John Milne, dated 1865. Finely-detailed large asymmetrical multi-gabled Scots Baronial house, 3-storey with 1- and 2-storey wing and dominant 5-stage tower with corbelled and crenellated parapet prominently sited in Kennedy Gardens, now part of University Hall. Bull-faced squared and snecked sandstone rubble with ashlar margins. Distinctive use of crowstepped gables, corbelled conical-roofed bartizaned turrets, canted bay windows and stone dormerheads. Moulded architraves to windows.

FURTHER DESCRIPTION: E (street) elevation; advanced round tower corbelled to square at top stage with tall 2-leaf 8-panel timber door with roll-moulded architrave. Decorative armorial panel dated 1865 to second stage flanked by architraved windows. Single central windows to 3rd and 4th stage of tower. Top stage with central star emblem below corbel course; turret to SW corner and stepped parapet. To right, 3-storey recessed crowstepped gabled bay.

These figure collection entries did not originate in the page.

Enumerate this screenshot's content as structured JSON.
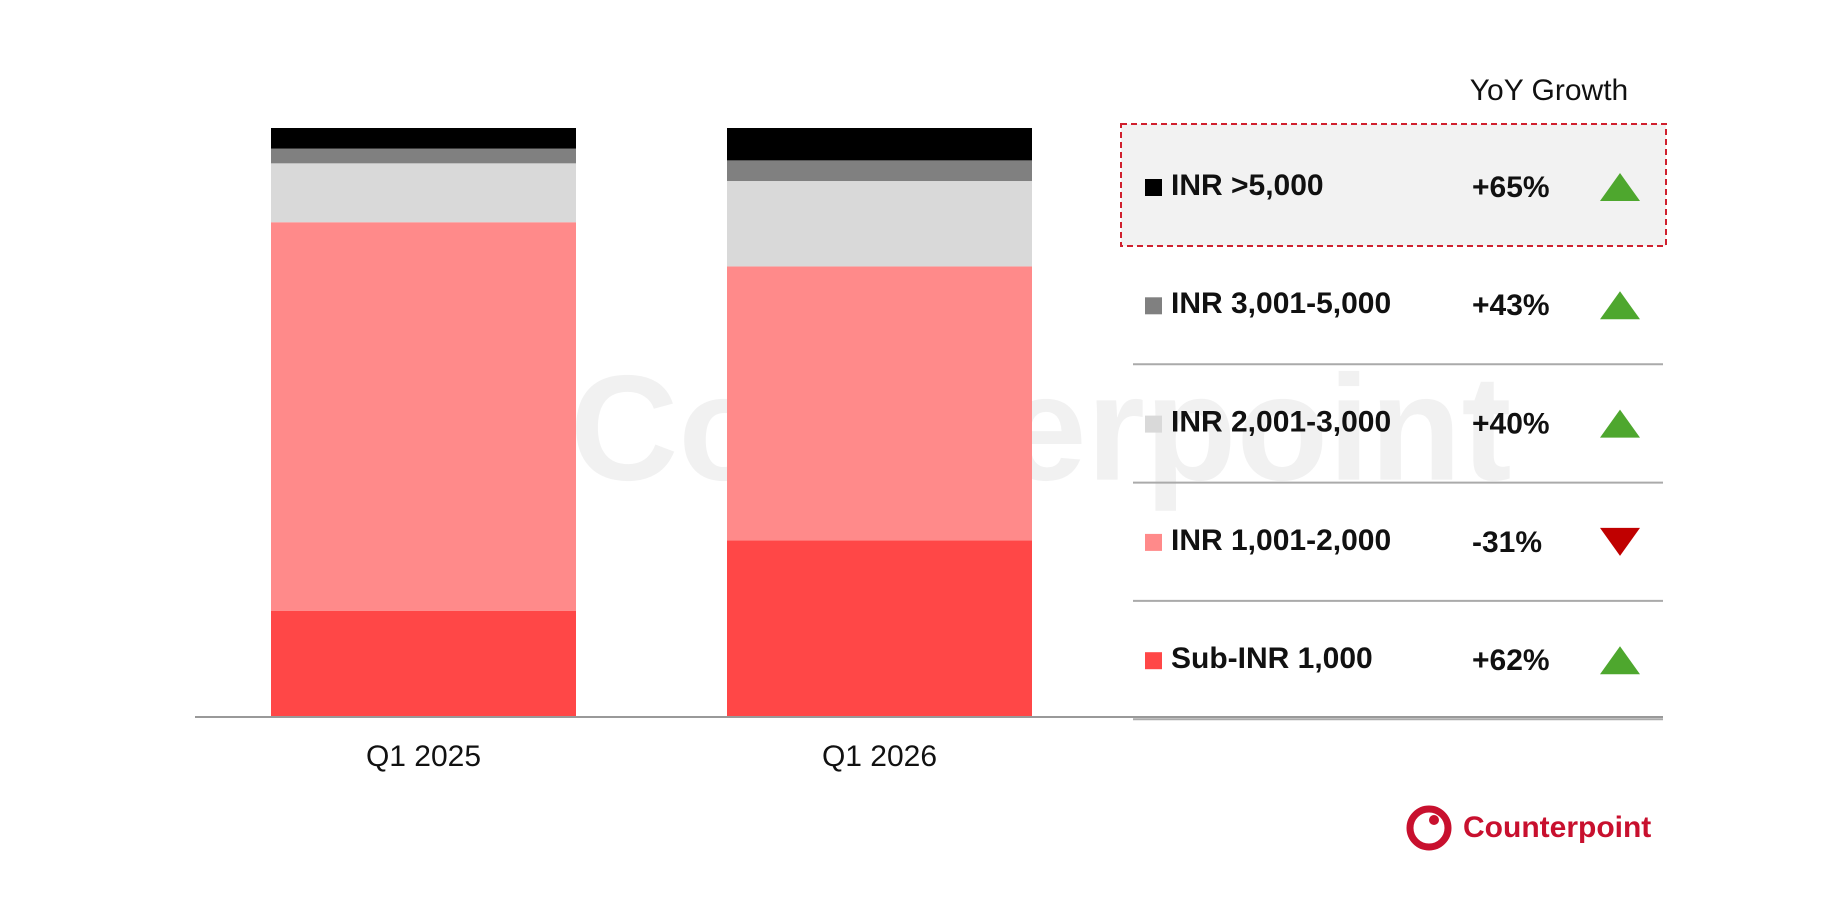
{
  "chart_data": {
    "type": "bar",
    "stacked": true,
    "categories": [
      "Q1 2025",
      "Q1 2026"
    ],
    "ylim": [
      0,
      100
    ],
    "legend_title": "YoY Growth",
    "brand": "Counterpoint",
    "series": [
      {
        "name": "Sub-INR 1,000",
        "color": "#ff4747",
        "values": [
          18,
          30
        ],
        "growth": {
          "value": 62,
          "label": "+62%"
        }
      },
      {
        "name": "INR 1,001-2,000",
        "color": "#ff8a8a",
        "values": [
          66,
          46.5
        ],
        "growth": {
          "value": -31,
          "label": "-31%"
        }
      },
      {
        "name": "INR 2,001-3,000",
        "color": "#d9d9d9",
        "values": [
          10,
          14.5
        ],
        "growth": {
          "value": 40,
          "label": "+40%"
        }
      },
      {
        "name": "INR 3,001-5,000",
        "color": "#808080",
        "values": [
          2.5,
          3.5
        ],
        "growth": {
          "value": 43,
          "label": "+43%"
        }
      },
      {
        "name": "INR >5,000",
        "color": "#000000",
        "values": [
          3.5,
          5.5
        ],
        "growth": {
          "value": 65,
          "label": "+65%"
        }
      }
    ]
  }
}
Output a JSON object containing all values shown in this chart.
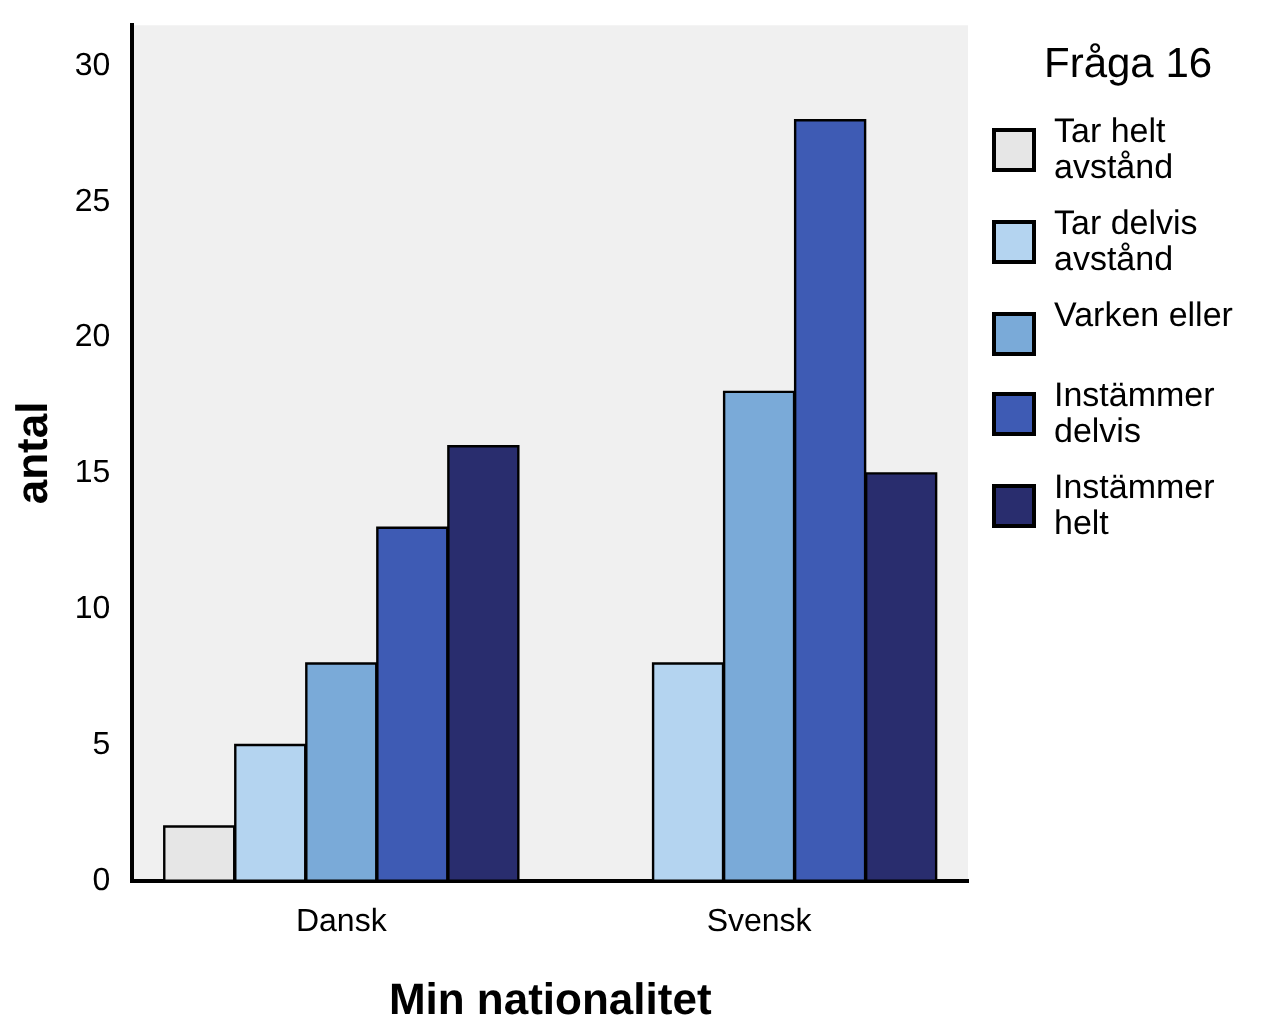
{
  "chart_data": {
    "type": "bar",
    "xlabel": "Min nationalitet",
    "ylabel": "antal",
    "legend_title": "Fråga 16",
    "legend": "right",
    "grid": false,
    "categories": [
      "Dansk",
      "Svensk"
    ],
    "ylim": [
      0,
      31.5
    ],
    "yticks": [
      0,
      5,
      10,
      15,
      20,
      25,
      30
    ],
    "series": [
      {
        "name": "Tar helt avstånd",
        "color": "#e6e6e6",
        "values": [
          2,
          0
        ]
      },
      {
        "name": "Tar delvis avstånd",
        "color": "#b4d4f0",
        "values": [
          5,
          8
        ]
      },
      {
        "name": "Varken eller",
        "color": "#7aaad8",
        "values": [
          8,
          18
        ]
      },
      {
        "name": "Instämmer delvis",
        "color": "#3e5bb4",
        "values": [
          13,
          28
        ]
      },
      {
        "name": "Instämmer helt",
        "color": "#292d6e",
        "values": [
          16,
          15
        ]
      }
    ]
  }
}
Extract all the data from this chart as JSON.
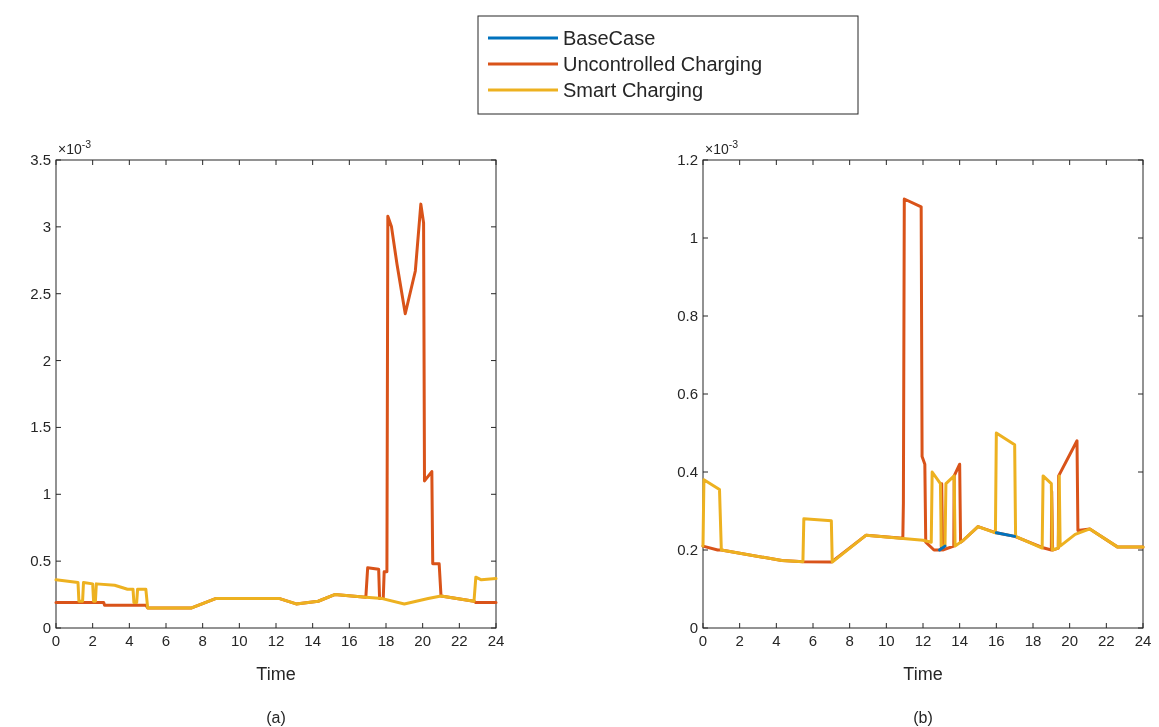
{
  "chart_data": [
    {
      "type": "line",
      "xlabel": "Time",
      "annotations": [
        "×10$^{-3}$",
        "(a)"
      ],
      "xlim": [
        0,
        24
      ],
      "xticks": [
        0,
        2,
        4,
        6,
        8,
        10,
        12,
        14,
        16,
        18,
        20,
        22,
        24
      ],
      "ylim": [
        0,
        3.5
      ],
      "yticks": [
        0,
        0.5,
        1,
        1.5,
        2,
        2.5,
        3,
        3.5
      ],
      "series": [
        {
          "color": "#d95319",
          "x": [
            0,
            2.6,
            2.65,
            4.9,
            5.0,
            7.4,
            8.7,
            12.2,
            13.1,
            14.3,
            15.2,
            16.9,
            17.0,
            17.6,
            17.65,
            17.85,
            17.9,
            18.05,
            18.1,
            18.3,
            18.6,
            19.05,
            19.6,
            19.9,
            20.05,
            20.1,
            20.5,
            20.55,
            20.9,
            21.0,
            22.8,
            22.9,
            24
          ],
          "values": [
            0.19,
            0.19,
            0.17,
            0.17,
            0.15,
            0.15,
            0.22,
            0.22,
            0.18,
            0.2,
            0.25,
            0.23,
            0.45,
            0.44,
            0.22,
            0.22,
            0.42,
            0.42,
            3.08,
            3.0,
            2.72,
            2.35,
            2.67,
            3.17,
            3.03,
            1.1,
            1.17,
            0.48,
            0.48,
            0.24,
            0.2,
            0.19,
            0.19
          ]
        },
        {
          "color": "#edb120",
          "x": [
            0,
            1.2,
            1.25,
            1.45,
            1.5,
            2.0,
            2.05,
            2.15,
            2.2,
            3.2,
            3.9,
            4.2,
            4.25,
            4.4,
            4.45,
            4.9,
            5.0,
            7.4,
            8.7,
            12.2,
            13.1,
            14.3,
            15.2,
            16.9,
            17.8,
            19.0,
            20.3,
            21.0,
            22.8,
            22.9,
            23.2,
            24
          ],
          "values": [
            0.36,
            0.34,
            0.2,
            0.2,
            0.34,
            0.33,
            0.2,
            0.2,
            0.33,
            0.32,
            0.29,
            0.29,
            0.19,
            0.19,
            0.29,
            0.29,
            0.15,
            0.15,
            0.22,
            0.22,
            0.18,
            0.2,
            0.25,
            0.23,
            0.22,
            0.18,
            0.22,
            0.24,
            0.2,
            0.38,
            0.36,
            0.37
          ]
        }
      ]
    },
    {
      "type": "line",
      "xlabel": "Time",
      "annotations": [
        "×10$^{-3}$",
        "(b)"
      ],
      "xlim": [
        0,
        24
      ],
      "xticks": [
        0,
        2,
        4,
        6,
        8,
        10,
        12,
        14,
        16,
        18,
        20,
        22,
        24
      ],
      "ylim": [
        0,
        1.2
      ],
      "yticks": [
        0,
        0.2,
        0.4,
        0.6,
        0.8,
        1,
        1.2
      ],
      "legend": "top",
      "series": [
        {
          "name": "BaseCase",
          "color": "#0072bd",
          "x": [
            12.9,
            13.2,
            14,
            16.0,
            17.0
          ],
          "values": [
            0.2,
            0.21,
            null,
            0.244,
            0.235
          ]
        },
        {
          "name": "Uncontrolled Charging",
          "color": "#d95319",
          "x": [
            0,
            0.8,
            1.0,
            4.3,
            5.5,
            7.0,
            8.9,
            10.9,
            10.93,
            10.98,
            11.9,
            11.95,
            12.1,
            12.15,
            12.6,
            13.0,
            13.02,
            13.07,
            13.68,
            13.7,
            14.0,
            14.05,
            14.2,
            15.0,
            16.0,
            17.0,
            18.6,
            19.0,
            19.02,
            19.07,
            19.38,
            19.4,
            20.4,
            20.45,
            21.1,
            22.6,
            24
          ],
          "values": [
            0.21,
            0.2,
            0.2,
            0.173,
            0.17,
            0.169,
            0.238,
            0.23,
            0.32,
            1.1,
            1.08,
            0.44,
            0.42,
            0.22,
            0.2,
            0.2,
            0.37,
            0.2,
            0.21,
            0.39,
            0.42,
            0.22,
            0.225,
            0.26,
            0.244,
            0.235,
            0.205,
            0.2,
            0.35,
            0.2,
            0.205,
            0.39,
            0.48,
            0.25,
            0.254,
            0.208,
            0.208
          ]
        },
        {
          "name": "Smart Charging",
          "color": "#edb120",
          "x": [
            0,
            0.05,
            0.9,
            1.0,
            4.3,
            5.45,
            5.5,
            7.0,
            7.05,
            8.9,
            12.0,
            12.45,
            12.5,
            12.95,
            13.0,
            13.2,
            13.25,
            13.7,
            13.75,
            14.2,
            15.0,
            15.95,
            16.0,
            17.0,
            17.05,
            18.5,
            18.55,
            19.0,
            19.05,
            19.38,
            19.43,
            19.48,
            20.3,
            21.1,
            22.6,
            24
          ],
          "values": [
            0.21,
            0.38,
            0.355,
            0.2,
            0.173,
            0.17,
            0.28,
            0.275,
            0.169,
            0.238,
            0.225,
            0.22,
            0.4,
            0.37,
            0.21,
            0.21,
            0.37,
            0.39,
            0.21,
            0.225,
            0.26,
            0.244,
            0.5,
            0.47,
            0.235,
            0.205,
            0.39,
            0.37,
            0.2,
            0.205,
            0.39,
            0.21,
            0.24,
            0.254,
            0.208,
            0.208
          ]
        }
      ]
    }
  ]
}
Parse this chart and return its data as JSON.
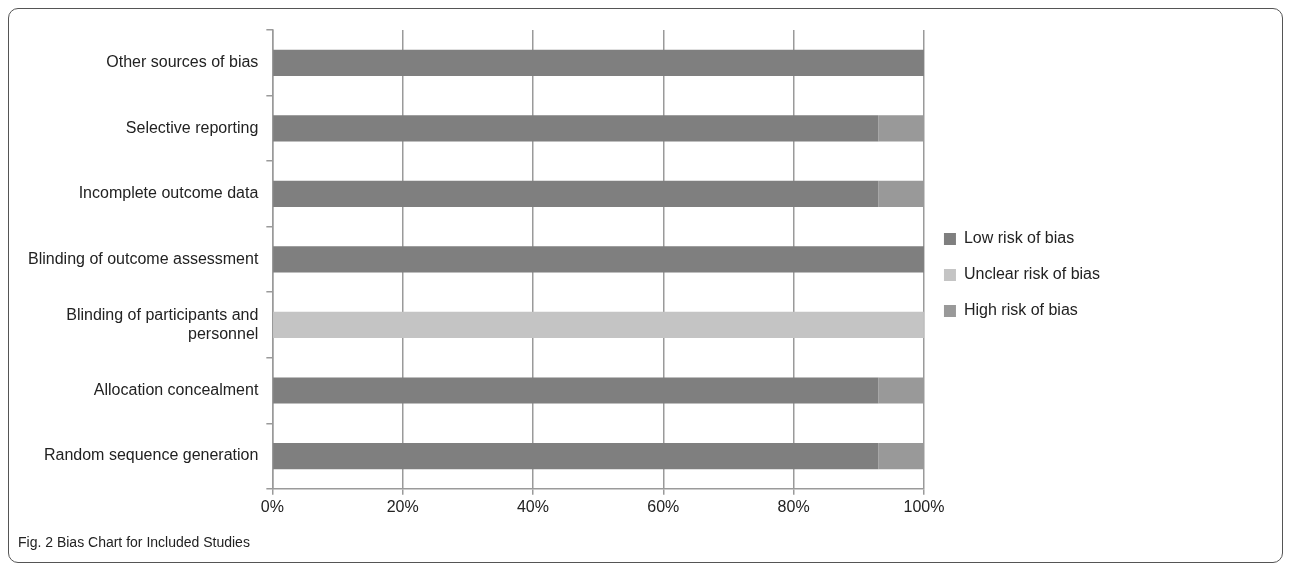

To far right, 2-bays with outer bay with pedimented dormerhead breaking eaves. Corbelled conical turret at NE corner. To far left, recessed 1- and 2-storey wing with later lean-to glasshouse with decorative multi-pane glazing, conical-roofed tower, and single crowstepped gabled bay.

Mixture of 8-pane and plate glass timber sash and case windows with horns. Graded grey slates; graded grey fishscale slates to conical roof turrets. Some ashlar coped gable stacks with cans. Cast-iron rainwater goods.

INTERIOR: (partly seen 2007). Altered to form hall of residence for students of St Andrews University. Ground floor principal common room with simple timber and tile chimneypiece, 6-panel timber door and decorative plaster cornice and ceiling. Vaulted central corridor. Fine quality timber turned baluster staircase with timber handrails.

BOUNDARY WALLS AND GATEPIERS: low coped sandstone section of wall to SW curving inwards (E) incorporating bull-faced square-plan chamfered gatepiers with moulded caps.

Statement of Interest

An excellent example of the work of local architect John Milne (1823-1904), Wardlaw is sited on a prominent position along Kennedy Gardens overlooking North Haugh and the western approach road (A91) to St Andrews. Constructed in 1865 this is a finely detailed building with a plethora of Scots Baronial references such as crowstepped gables, turrets, canted bay windows and stone dormerheads. The tower is a particularly distinctive feature. Externally it remains largely unaltered. Whilst some alterations have been made to the interior for conversion to a hall of residence, the building was acquired by St Andrews University in 1947, many original features remain such as the fine timber baluster staircase and some decorative plasterwork.

John Milne was Clerk of Works to the celebrated Edinburgh-based Baronial architect David Bryce. Milne later established his own practice in St Andrews around 1850 and many of his early commissions such as Martyrs Free Church in St Andrews resulted from his close association with the Free Church. Later, partly through his position as a town councillor and Bailie, Milne was involved in the expansion of St Andrews and feued the Rathelpie area in 1854. This area included Wardlaw. He was also involved in street improvement schemes through tree planting in Market Street, The Scores, North Street, as well as the Lade Braes Walk. The University of St Andrews Library hold his personal Scrapbook (Ref: MS 37447) which contains newspaper cuttings and letters dealing with his career and several commissions, along with an anonymous 1903 publication Concerning His Designs (Hay Fleming Collection).

Wardlaw, originally Westerlee, was built for Mr Ewing Curwen at a cost of £4,700. The plans were given an honourable mention at the International Exhibition of Architecture in 1874 (A. Ledgard p. 27). At present (2007) Wardlaw Wing, together with Old Wing (1896/1911) and Lumsden (1962), comprise student accommodation for the University of St Andrews collectively known as University Hall.